Terrorist diaspora—out of Syria.
And recall, this is the administration whose officials are unwilling to describe the attackers’ motives as having anything to do with their Islamic beliefs. It makes sense, then, that the American people would have little confidence in those same government officials’ ability to know how to discern between friendly Syrian Muslims and those who are sympathetic to any number of Islamist organizations in the region—especially when they are without any kind of formal identification. It is their ideas that are the potential threat, and there is no way to find out what their ideas are without asking the right questions about their loyalties and their understanding of the application of Sharia law. This does not exclusively apply to the young men, but considering that they are the demographic most likely to join the forces of Islamist terrorism, it is especially true for them.

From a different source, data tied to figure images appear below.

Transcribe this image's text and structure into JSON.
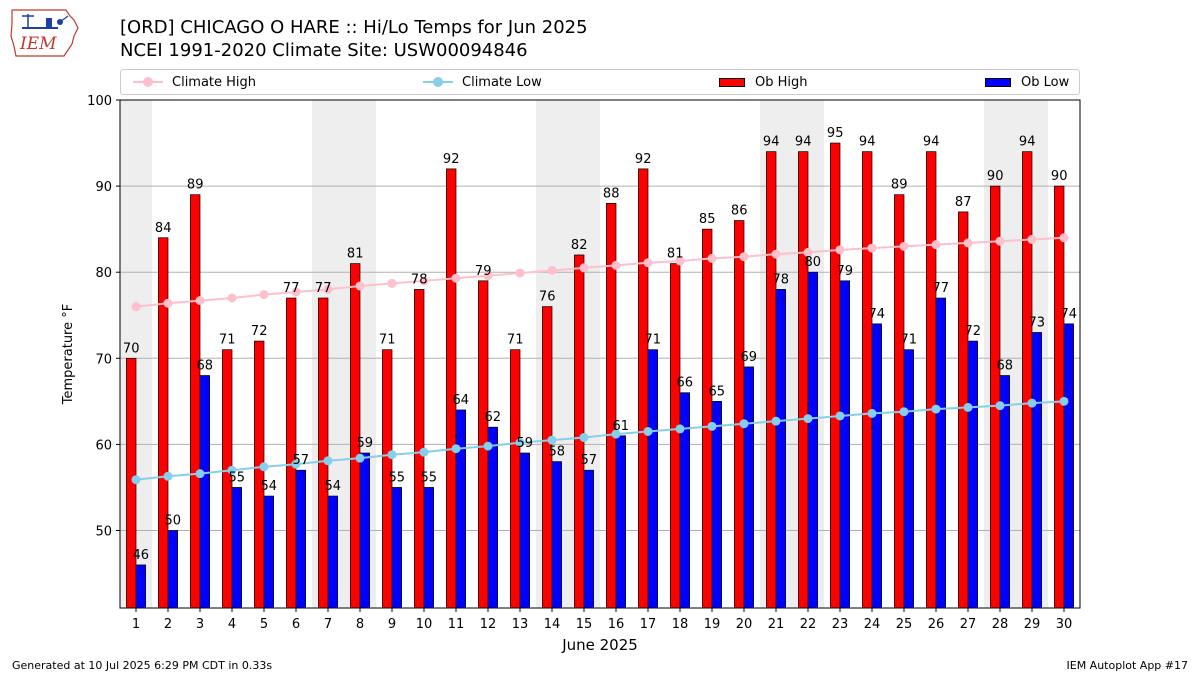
{
  "logo": {
    "text": "IEM",
    "icon": "iem-iowa-logo"
  },
  "header": {
    "title": "[ORD] CHICAGO O HARE :: Hi/Lo Temps for Jun 2025",
    "subtitle": "NCEI 1991-2020 Climate Site: USW00094846"
  },
  "legend": {
    "climate_high": "Climate High",
    "climate_low": "Climate Low",
    "ob_high": "Ob High",
    "ob_low": "Ob Low"
  },
  "footer": {
    "left": "Generated at 10 Jul 2025 6:29 PM CDT in 0.33s",
    "right": "IEM Autoplot App #17"
  },
  "colors": {
    "ob_high": "#ff0000",
    "ob_low": "#0000ff",
    "climate_high": "#ffc0cb",
    "climate_low": "#87ceeb",
    "weekend_shade": "#eeeeee",
    "grid": "#b0b0b0"
  },
  "chart_data": {
    "type": "bar",
    "xlabel": "June 2025",
    "ylabel": "Temperature °F",
    "ylim": [
      41,
      100
    ],
    "yticks": [
      50,
      60,
      70,
      80,
      90,
      100
    ],
    "grid": "horizontal",
    "legend_position": "top",
    "categories": [
      "1",
      "2",
      "3",
      "4",
      "5",
      "6",
      "7",
      "8",
      "9",
      "10",
      "11",
      "12",
      "13",
      "14",
      "15",
      "16",
      "17",
      "18",
      "19",
      "20",
      "21",
      "22",
      "23",
      "24",
      "25",
      "26",
      "27",
      "28",
      "29",
      "30"
    ],
    "shaded_days": [
      1,
      7,
      8,
      14,
      15,
      21,
      22,
      28,
      29
    ],
    "series": [
      {
        "name": "Ob High",
        "kind": "bar",
        "values": [
          70,
          84,
          89,
          71,
          72,
          77,
          77,
          81,
          71,
          78,
          92,
          79,
          71,
          76,
          82,
          88,
          92,
          81,
          85,
          86,
          94,
          94,
          95,
          94,
          89,
          94,
          87,
          90,
          94,
          90
        ]
      },
      {
        "name": "Ob Low",
        "kind": "bar",
        "values": [
          46,
          50,
          68,
          55,
          54,
          57,
          54,
          59,
          55,
          55,
          64,
          62,
          59,
          58,
          57,
          61,
          71,
          66,
          65,
          69,
          78,
          80,
          79,
          74,
          71,
          77,
          72,
          68,
          73,
          74
        ]
      },
      {
        "name": "Climate High",
        "kind": "line",
        "values": [
          76.0,
          76.4,
          76.7,
          77.0,
          77.4,
          77.7,
          78.0,
          78.4,
          78.7,
          79.0,
          79.3,
          79.6,
          79.9,
          80.2,
          80.5,
          80.8,
          81.1,
          81.3,
          81.6,
          81.8,
          82.1,
          82.3,
          82.6,
          82.8,
          83.0,
          83.2,
          83.4,
          83.6,
          83.8,
          84.0
        ]
      },
      {
        "name": "Climate Low",
        "kind": "line",
        "values": [
          55.9,
          56.3,
          56.6,
          57.0,
          57.4,
          57.7,
          58.1,
          58.4,
          58.8,
          59.1,
          59.5,
          59.8,
          60.2,
          60.5,
          60.8,
          61.2,
          61.5,
          61.8,
          62.1,
          62.4,
          62.7,
          63.0,
          63.3,
          63.6,
          63.8,
          64.1,
          64.3,
          64.5,
          64.8,
          65.0
        ]
      }
    ]
  }
}
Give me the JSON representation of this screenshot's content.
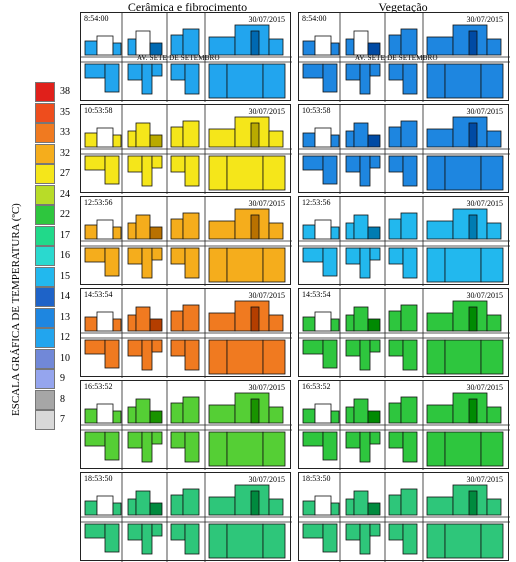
{
  "columns": [
    {
      "title": "Cerâmica e fibrocimento"
    },
    {
      "title": "Vegetação"
    }
  ],
  "date": "30/07/2015",
  "street": "AV. SETE DE SETEMBRO",
  "legend": {
    "title": "ESCALA GRÁFICA DE TEMPERATURA (ºC)",
    "items": [
      {
        "value": "38",
        "color": "#e0201b"
      },
      {
        "value": "35",
        "color": "#ee4d1d"
      },
      {
        "value": "33",
        "color": "#f07a20"
      },
      {
        "value": "32",
        "color": "#f5ad1c"
      },
      {
        "value": "27",
        "color": "#f5e61a"
      },
      {
        "value": "24",
        "color": "#b8dc28"
      },
      {
        "value": "22",
        "color": "#2ec63e"
      },
      {
        "value": "17",
        "color": "#21d98a"
      },
      {
        "value": "16",
        "color": "#2ad9cf"
      },
      {
        "value": "15",
        "color": "#22b8ee"
      },
      {
        "value": "14",
        "color": "#1e63c8"
      },
      {
        "value": "13",
        "color": "#1e86e0"
      },
      {
        "value": "12",
        "color": "#22a5ee"
      },
      {
        "value": "10",
        "color": "#7188d8"
      },
      {
        "value": "9",
        "color": "#95a5ee"
      },
      {
        "value": "8",
        "color": "#a6a6a6"
      },
      {
        "value": "7",
        "color": "#d8d8d8"
      }
    ]
  },
  "rows": [
    {
      "time": "8:54:00",
      "ceramic_color": "#22a5ee",
      "vegetation_color": "#1e86e0"
    },
    {
      "time": "10:53:58",
      "ceramic_color": "#f5e61a",
      "vegetation_color": "#1e86e0"
    },
    {
      "time": "12:53:56",
      "ceramic_color": "#f5ad1c",
      "vegetation_color": "#22b8ee"
    },
    {
      "time": "14:53:54",
      "ceramic_color": "#f07a20",
      "vegetation_color": "#2ec63e"
    },
    {
      "time": "16:53:52",
      "ceramic_color": "#55cf35",
      "vegetation_color": "#2ec63e"
    },
    {
      "time": "18:53:50",
      "ceramic_color": "#2ec67a",
      "vegetation_color": "#2ec67a"
    }
  ]
}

When I was a government employee several years ago, I had the opportunity to travel to Saudi Arabia. At one point a Saudi government official briefed the bipartisan delegation on the government’s efforts to combat domestic terrorism. When describing just how difficult it was to do this in the Islamic nation he joked, “It’s very challenging. One minute a young man is a very good Muslim, the next minute he is a terrorist. Who knows? Maybe I’ll be a terrorist tomorrow?!” He laughed. But nobody else did.
The threat of Islamist terrorism is on the rise, and even if the United States refused to admit any more refugees from the region—because of other nations’ lax immigration laws or their to use counter-terrorism tools available to them, or even because of their domestic laws that provide an environment where militant Islamism can thrive—the United States could inadvertently admit terrorists from ally nations as well.
But the United States is under no moral obligation to bring in more refugees of any kind, nor is it obligated to admit any immigrant into the country from relatively peaceful nations. The American people are free to change their immigration policies and tailor them to fit current challenges as circumstances change.
It is understandable for Americans to want to help the Syrians in the midst of a horrific civil war. Indeed, the United States has already provided more than $4.5 billion in aid to help Jordan cope with the influx of Iraqi and Syrian refugees. If Americans would like to do more to assist refugees in that part of the world, they can donate to organizations that do great work such as Samaritans Purse of the International Missions Board.
We have strayed far from a proper understanding of the role of the U.S. government in international affairs. The U.S. government was instituted among men, deriving its just powers from the consent of the governed—the American People—to secure rights granted to them by God Himself.
The US government has no power not given to it by the American People who live as free men possessing God-given rights of life, liberty, and the pursuit of happiness. The will of the People for the federal government, as explicitly outlined in the U.S. Constitution, is to provide for the common defense of the American People. Most Americans the federal government’s efforts to bring in more Muslim refugees from a war-torn region during a time when the threat from Islamist militancy is on the rise. The United States of America is not President Obama’s (nor any American President’s) personal charity organization, nor are the American Peoples’ taxes his global humanitarian slush fund, and to the extent that it is willing and able to carry out the will of the People, Congress should apply the brakes on the Administration’s refugee plan until the clock runs out on its last term.